— Шуми, орловский! Кричи во весь дух…
Когда мы с ним воротились к матери, она лежала, снова закрыв глаза, кусая губы, в схватках, извергавших послед, но, несмотря на это, сквозь стоны и вздохи, я слышал ее умирающий шепот:
— Дай… дай его…
— Подождет.
— Дай-ко…
И дрожащими, неверными руками расстегивала кофту на груди. Я помог ей освободить грудь, заготовленную природой на двадцать человек детей, приложил к теплому ее телу буйного орловца, он сразу все понял и замолчал.
— Пресвятая, пречистая, — вздрагивая, вздыхала мать и перекатывала растрепанную голову по котомке с боку на бок.

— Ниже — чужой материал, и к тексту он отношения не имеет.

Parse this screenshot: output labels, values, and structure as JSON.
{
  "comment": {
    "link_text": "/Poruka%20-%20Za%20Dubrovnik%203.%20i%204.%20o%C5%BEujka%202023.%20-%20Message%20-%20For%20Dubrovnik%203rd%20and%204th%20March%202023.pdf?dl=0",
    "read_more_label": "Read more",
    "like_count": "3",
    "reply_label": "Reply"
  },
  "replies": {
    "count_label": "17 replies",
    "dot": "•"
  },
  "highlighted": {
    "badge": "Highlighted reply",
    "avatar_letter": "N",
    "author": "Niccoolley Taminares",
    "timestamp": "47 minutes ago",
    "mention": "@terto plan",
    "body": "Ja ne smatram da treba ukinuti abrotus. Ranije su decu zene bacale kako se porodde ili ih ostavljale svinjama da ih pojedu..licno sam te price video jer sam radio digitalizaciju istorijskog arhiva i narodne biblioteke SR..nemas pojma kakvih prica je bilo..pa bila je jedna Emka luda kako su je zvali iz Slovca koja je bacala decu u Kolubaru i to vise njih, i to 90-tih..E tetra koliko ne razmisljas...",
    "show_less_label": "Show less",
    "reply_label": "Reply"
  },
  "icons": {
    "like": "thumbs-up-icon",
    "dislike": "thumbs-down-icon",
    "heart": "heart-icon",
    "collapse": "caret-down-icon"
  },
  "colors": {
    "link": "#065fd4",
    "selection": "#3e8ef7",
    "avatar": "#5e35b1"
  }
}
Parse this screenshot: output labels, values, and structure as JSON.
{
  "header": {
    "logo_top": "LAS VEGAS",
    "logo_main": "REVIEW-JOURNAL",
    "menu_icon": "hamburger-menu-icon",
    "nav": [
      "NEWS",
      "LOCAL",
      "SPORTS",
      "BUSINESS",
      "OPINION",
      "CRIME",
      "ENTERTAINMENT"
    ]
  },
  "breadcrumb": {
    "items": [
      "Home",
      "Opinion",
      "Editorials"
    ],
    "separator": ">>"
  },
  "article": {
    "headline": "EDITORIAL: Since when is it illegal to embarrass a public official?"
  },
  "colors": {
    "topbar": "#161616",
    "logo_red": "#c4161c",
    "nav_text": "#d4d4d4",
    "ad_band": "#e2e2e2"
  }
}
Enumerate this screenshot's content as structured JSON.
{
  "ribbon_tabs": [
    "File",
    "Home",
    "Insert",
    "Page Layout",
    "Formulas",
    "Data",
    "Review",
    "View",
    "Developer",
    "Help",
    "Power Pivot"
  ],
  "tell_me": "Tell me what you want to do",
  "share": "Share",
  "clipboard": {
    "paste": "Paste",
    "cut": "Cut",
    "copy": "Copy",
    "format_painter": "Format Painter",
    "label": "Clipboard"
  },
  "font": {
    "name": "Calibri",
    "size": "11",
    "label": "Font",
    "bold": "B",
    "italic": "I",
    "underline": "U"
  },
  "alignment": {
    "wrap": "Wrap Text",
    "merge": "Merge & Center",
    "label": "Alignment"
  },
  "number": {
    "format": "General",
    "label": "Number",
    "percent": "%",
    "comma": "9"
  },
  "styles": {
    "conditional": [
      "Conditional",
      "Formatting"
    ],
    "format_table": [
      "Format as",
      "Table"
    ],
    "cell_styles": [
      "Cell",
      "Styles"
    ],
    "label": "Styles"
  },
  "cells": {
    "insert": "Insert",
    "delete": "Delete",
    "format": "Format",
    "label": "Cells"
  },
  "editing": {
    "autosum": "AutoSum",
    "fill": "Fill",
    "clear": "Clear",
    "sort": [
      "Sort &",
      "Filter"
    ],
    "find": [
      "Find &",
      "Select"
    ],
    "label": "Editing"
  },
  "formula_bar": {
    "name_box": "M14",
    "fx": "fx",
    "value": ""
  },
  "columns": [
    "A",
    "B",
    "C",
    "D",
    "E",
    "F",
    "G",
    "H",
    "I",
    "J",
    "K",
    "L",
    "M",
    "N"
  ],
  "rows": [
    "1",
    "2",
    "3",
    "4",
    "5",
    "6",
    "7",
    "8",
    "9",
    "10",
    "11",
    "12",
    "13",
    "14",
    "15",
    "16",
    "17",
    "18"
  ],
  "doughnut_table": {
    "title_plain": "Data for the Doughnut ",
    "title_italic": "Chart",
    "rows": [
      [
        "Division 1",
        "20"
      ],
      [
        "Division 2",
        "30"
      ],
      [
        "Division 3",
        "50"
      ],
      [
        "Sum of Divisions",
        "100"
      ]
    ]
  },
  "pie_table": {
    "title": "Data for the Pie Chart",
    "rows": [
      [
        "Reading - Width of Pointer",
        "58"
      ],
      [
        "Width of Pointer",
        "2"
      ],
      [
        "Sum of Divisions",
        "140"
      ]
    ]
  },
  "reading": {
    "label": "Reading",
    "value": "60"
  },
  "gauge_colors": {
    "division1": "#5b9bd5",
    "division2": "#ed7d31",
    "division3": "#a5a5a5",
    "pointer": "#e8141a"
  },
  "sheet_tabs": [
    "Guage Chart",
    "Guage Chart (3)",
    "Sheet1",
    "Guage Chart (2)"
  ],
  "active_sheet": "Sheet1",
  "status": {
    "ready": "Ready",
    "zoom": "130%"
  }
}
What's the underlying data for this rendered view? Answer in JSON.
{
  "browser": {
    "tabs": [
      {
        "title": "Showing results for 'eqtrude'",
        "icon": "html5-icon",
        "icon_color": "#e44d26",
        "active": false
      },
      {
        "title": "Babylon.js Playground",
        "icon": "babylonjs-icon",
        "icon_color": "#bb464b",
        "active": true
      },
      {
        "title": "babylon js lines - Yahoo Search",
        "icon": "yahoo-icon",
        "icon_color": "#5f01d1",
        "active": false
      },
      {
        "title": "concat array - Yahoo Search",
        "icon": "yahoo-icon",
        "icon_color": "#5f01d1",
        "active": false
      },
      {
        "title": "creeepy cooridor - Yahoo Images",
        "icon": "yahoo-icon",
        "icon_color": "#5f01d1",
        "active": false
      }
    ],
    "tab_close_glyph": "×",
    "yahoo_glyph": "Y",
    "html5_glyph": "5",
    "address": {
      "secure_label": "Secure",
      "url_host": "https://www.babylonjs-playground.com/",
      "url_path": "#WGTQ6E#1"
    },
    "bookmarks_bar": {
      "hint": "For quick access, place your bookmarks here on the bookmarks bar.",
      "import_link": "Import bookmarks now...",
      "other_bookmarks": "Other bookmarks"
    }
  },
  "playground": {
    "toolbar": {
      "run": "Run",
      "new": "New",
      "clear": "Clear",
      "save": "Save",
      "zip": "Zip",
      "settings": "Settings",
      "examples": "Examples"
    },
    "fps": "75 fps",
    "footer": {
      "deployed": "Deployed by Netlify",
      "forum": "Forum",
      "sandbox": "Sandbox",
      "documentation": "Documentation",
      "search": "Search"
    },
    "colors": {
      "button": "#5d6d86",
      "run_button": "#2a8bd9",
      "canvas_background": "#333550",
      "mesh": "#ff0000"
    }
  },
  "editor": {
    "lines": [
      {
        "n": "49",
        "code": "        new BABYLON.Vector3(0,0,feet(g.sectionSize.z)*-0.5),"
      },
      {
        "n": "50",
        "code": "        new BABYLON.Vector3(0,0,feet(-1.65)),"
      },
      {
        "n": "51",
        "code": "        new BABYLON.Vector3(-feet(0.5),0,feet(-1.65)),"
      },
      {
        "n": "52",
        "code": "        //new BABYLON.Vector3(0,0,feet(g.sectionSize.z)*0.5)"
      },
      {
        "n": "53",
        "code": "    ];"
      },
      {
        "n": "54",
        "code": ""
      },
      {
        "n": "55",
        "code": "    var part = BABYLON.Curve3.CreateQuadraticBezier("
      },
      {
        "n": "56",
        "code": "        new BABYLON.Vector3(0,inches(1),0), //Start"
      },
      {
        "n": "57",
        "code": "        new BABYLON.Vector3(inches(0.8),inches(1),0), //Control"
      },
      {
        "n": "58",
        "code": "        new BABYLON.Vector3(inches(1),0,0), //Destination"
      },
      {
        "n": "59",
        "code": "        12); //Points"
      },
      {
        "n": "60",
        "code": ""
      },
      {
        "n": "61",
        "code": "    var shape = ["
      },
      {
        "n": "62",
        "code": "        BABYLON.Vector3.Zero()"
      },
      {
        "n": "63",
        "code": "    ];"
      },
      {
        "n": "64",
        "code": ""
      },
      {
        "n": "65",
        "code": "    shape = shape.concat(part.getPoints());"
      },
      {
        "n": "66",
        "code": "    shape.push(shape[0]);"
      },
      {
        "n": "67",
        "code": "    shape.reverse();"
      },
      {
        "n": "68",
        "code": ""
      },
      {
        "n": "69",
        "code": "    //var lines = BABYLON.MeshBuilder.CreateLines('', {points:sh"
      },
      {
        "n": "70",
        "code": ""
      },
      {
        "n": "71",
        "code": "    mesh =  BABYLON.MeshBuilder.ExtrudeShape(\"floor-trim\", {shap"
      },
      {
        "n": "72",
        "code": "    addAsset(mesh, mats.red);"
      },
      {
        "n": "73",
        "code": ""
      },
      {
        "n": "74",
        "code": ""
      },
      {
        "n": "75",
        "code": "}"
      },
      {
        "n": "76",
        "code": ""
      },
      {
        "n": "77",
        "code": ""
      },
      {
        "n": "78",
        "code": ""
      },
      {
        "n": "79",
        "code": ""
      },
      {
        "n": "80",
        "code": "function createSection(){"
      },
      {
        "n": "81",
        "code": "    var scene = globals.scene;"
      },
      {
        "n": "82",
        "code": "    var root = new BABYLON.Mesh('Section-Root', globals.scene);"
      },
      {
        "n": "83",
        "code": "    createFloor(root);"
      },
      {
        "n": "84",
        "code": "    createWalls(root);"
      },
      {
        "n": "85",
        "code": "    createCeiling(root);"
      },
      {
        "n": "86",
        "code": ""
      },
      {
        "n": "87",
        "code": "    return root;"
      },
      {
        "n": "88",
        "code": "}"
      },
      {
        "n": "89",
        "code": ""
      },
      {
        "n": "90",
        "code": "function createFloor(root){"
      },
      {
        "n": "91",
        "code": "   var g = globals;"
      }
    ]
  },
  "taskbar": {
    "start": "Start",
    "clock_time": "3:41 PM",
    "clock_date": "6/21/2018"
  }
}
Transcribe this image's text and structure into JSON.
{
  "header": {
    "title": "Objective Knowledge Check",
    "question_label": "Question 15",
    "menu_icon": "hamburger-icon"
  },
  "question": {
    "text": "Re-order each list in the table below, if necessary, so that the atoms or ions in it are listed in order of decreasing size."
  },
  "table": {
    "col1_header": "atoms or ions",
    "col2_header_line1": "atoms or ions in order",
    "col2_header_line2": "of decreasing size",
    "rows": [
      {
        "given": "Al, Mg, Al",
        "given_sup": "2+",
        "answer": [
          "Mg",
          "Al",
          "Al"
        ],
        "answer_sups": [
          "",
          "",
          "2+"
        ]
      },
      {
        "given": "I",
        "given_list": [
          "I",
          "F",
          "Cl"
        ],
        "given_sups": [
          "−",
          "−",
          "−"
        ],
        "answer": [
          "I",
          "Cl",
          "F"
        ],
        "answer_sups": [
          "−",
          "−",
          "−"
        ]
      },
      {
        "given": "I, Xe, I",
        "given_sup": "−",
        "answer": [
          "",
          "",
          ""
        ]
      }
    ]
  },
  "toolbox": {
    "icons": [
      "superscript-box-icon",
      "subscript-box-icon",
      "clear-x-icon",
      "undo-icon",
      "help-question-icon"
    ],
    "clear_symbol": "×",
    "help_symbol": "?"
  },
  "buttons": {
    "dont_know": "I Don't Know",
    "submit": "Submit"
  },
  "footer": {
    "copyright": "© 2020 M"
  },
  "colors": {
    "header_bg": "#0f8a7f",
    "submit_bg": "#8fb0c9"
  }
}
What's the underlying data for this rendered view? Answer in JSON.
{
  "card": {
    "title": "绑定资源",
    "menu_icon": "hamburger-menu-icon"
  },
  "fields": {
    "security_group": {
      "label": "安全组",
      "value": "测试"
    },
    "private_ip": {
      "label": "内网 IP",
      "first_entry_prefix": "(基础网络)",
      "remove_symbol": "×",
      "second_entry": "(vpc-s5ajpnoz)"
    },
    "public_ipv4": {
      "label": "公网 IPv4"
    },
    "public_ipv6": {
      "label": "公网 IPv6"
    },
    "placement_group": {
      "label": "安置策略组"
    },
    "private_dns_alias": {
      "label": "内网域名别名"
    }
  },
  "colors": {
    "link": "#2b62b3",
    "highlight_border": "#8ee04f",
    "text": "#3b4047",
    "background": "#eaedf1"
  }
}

И вдруг, тихо крикнув, умолкла, потом снова открылись эти донельзя прекрасные глаза — святые глаза родительницы, синие, они смотрят в синее небо, в них горит и тает благодарная, радостная улыбка; подняв тяжелую руку, мать медленно крестит себя и ребенка…
— Слава те, пречистая матерь божия… ох… слава тебе… Глаза угасли, провалились, она долго молчит, едва дыша, и вдруг деловито, отвердевшим голосом сказала:
— Развяжи, паренек, котомку мою…
Развязали, она взглянула на меня пристально, слабенько усмехнулась, как будто — чуть заметно — румянец блеснул на опавших щеках и потном лбу.
— Отойди-ка…
— Ты очень-то не возись…
— Ну, ну… отойди…
Отошел недалеко в кусты. Сердце как будто устало, а в груди тихо поют какие-то славные птицы, и это — вместе с немолчным плеском моря — так хорошо, что можно бы слушать год…
Где-то недалеко журчит ручей — точно девушка рассказывает подруге о возлюбленном своем…
Над кустами поднялась голова в желтом платке, уже повязанном, как надобно.
— Эй, эй, это ты, брат, рано завозилась!
Придерживаясь рукою за ветку кустарника, она сидела, точно выпитая, без кровинки в сером лице, с огромными синими озерами на месте глаз, и умиленно шептала:
— Гляди — как спит…
Спал он хорошо, но, на мой взгляд, ничем не лучше других детей, а если и была разница, так она падала на обстановку: он лежал на куче ярких осенних листьев, под кустом, — какие не растут в Орловской губернии.
— Ты бы, мать, легла…
— Не-е, — сказала она, покачивая головою на развинченной шее, — мне прибираться надобно да идти в энти самые…
— В Очемчиры?
— Во-от! Наши-те, поди, сколько верст ушагали…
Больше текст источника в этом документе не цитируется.